Wirtschaft
Kim Kardashian
Kim Kardashian(Foto: REUTERS)
Freitag, 01. Dezember 2017

Auch Helene Fischer überflügelt: Bitcoin schlägt die Kardashians

Von Jan Gänger

Bildet sich bei Bitcoin eine gewaltige Spekulationsblase? Dafür spricht, dass die Cyberwährung mittlerweile auf mehr Interesse stößt als die Kardashians und Helene Fischer.

Es ist wahrlich nicht einfach, sich in Sachen Aufmerksamkeit gegen die geballte Familienpower der Kardashians oder gegen Helene Fischer durchzusetzen. Umso bemerkenswerter, dass Bitcoin das gelungen ist. Die Kryptowährung stößt weltweit derzeit auf mehr Interesse als der Reality-TV-Clan und lässt in Deutschland sogar den überaus beliebten Schlager-Star hinter sich.
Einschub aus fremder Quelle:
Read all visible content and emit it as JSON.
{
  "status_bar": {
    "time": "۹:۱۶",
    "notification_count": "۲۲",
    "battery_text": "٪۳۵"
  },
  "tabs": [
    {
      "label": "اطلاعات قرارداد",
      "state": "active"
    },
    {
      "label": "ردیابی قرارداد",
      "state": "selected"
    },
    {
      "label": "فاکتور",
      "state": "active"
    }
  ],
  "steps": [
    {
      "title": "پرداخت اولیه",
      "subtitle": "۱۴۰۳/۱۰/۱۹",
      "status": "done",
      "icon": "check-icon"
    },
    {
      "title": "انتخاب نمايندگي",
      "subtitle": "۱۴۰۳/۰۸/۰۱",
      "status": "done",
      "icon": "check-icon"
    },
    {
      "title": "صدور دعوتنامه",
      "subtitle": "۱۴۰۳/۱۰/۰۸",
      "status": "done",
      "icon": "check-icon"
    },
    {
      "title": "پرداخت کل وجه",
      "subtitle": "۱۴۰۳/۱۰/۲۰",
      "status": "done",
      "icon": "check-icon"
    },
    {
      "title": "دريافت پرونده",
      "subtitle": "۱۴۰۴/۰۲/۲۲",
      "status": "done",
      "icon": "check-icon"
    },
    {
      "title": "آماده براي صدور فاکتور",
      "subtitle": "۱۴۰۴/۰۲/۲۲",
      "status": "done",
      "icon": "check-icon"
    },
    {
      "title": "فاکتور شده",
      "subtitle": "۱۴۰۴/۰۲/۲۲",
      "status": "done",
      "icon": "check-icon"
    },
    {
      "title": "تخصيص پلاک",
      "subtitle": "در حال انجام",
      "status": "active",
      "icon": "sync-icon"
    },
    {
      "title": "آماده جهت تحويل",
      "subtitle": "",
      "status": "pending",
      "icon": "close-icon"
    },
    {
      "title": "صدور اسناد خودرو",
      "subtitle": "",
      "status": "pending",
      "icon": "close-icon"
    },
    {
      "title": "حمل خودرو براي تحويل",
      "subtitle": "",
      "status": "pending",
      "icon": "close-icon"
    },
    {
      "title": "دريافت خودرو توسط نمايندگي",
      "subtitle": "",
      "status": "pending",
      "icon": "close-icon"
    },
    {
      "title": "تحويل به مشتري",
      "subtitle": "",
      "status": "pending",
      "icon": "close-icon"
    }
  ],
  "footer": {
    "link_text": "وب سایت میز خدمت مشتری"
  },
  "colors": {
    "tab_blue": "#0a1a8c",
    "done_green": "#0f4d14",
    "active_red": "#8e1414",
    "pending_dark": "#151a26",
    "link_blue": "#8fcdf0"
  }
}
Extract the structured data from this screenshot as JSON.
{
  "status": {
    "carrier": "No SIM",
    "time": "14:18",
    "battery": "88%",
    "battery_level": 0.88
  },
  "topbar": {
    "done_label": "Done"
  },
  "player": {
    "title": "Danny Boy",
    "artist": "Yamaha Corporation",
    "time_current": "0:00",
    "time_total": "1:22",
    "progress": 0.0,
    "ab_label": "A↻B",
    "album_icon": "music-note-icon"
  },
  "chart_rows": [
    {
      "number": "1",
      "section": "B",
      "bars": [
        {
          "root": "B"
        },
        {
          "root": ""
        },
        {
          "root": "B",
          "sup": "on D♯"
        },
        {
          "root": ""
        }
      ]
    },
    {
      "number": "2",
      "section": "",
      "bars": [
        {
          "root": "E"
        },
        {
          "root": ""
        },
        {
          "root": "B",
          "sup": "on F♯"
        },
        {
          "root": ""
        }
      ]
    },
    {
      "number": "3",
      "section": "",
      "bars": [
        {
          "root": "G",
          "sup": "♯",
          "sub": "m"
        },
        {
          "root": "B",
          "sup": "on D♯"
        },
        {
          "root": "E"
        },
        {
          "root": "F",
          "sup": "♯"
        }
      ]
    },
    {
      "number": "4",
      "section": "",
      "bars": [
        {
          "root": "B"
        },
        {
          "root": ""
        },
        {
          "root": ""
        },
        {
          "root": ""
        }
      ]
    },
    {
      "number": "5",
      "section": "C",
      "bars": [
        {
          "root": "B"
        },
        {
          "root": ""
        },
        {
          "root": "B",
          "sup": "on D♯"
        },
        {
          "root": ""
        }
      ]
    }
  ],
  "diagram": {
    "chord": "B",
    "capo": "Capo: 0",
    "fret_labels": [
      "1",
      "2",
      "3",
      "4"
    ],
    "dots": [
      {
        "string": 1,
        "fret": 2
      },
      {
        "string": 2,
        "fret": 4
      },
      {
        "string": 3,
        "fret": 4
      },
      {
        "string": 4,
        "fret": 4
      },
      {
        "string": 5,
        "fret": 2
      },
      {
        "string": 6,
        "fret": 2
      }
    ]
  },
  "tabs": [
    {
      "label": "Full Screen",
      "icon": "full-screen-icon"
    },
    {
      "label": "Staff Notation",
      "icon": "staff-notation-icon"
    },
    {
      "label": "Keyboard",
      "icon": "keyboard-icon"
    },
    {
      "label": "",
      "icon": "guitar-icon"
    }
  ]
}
Geschafft hat Bitcoin das, indem der Kurs seit Jahresbeginn rund 1000 Prozent gestiegen ist. Das sorgt für viel Gesprächsstoff und immer lautere Warnungen vor einer gewaltigen Spekulationsblase. Und weil offenbar immer mehr Menschen Geld in Bitcoin stecken, nimmt bei Google die Suche danach zu. "Google Trends" zeigt, dass weltweit nach "Bitcoin" weit häufiger gesucht wird als nach "Kardashian".

(Foto: Google Trends)

 

Und in Deutschland schlägt die Kryptowährung "Helene Fischer" nach einer fulminanten Aufholjagd locker.

(Foto: Google Trends)

 

Zur Einordnung: Kim Kardashian wurde vor rund zehn Jahren bekannt, als gegen ihren Willen ein privates Sex-Video veröffentlicht wurde, das sie mit dem Rapper Ray zeigt. Sie klagte vor Gericht und erhielt dem Vernehmen nach fünf Millionen Euro. Kurz darauf startete sie die Reality-Soap "Keeping up with the Kardashians", die von Kim und vielen Familienmitgliedern handelt. Davon gibt es inzwischen 14 Staffeln. Mittlerweile sind die Kardashians eine Multi-Millionen-Dollar-Unternehmung, die über soziale Medien durch einen schier endlosen Strom von Drama und Fotos weltweit für jede Menge Aufmerksamkeit sorgt. Und Bitcoin ist es tatsächlich gelungen, all das in den Schatten zu stellen.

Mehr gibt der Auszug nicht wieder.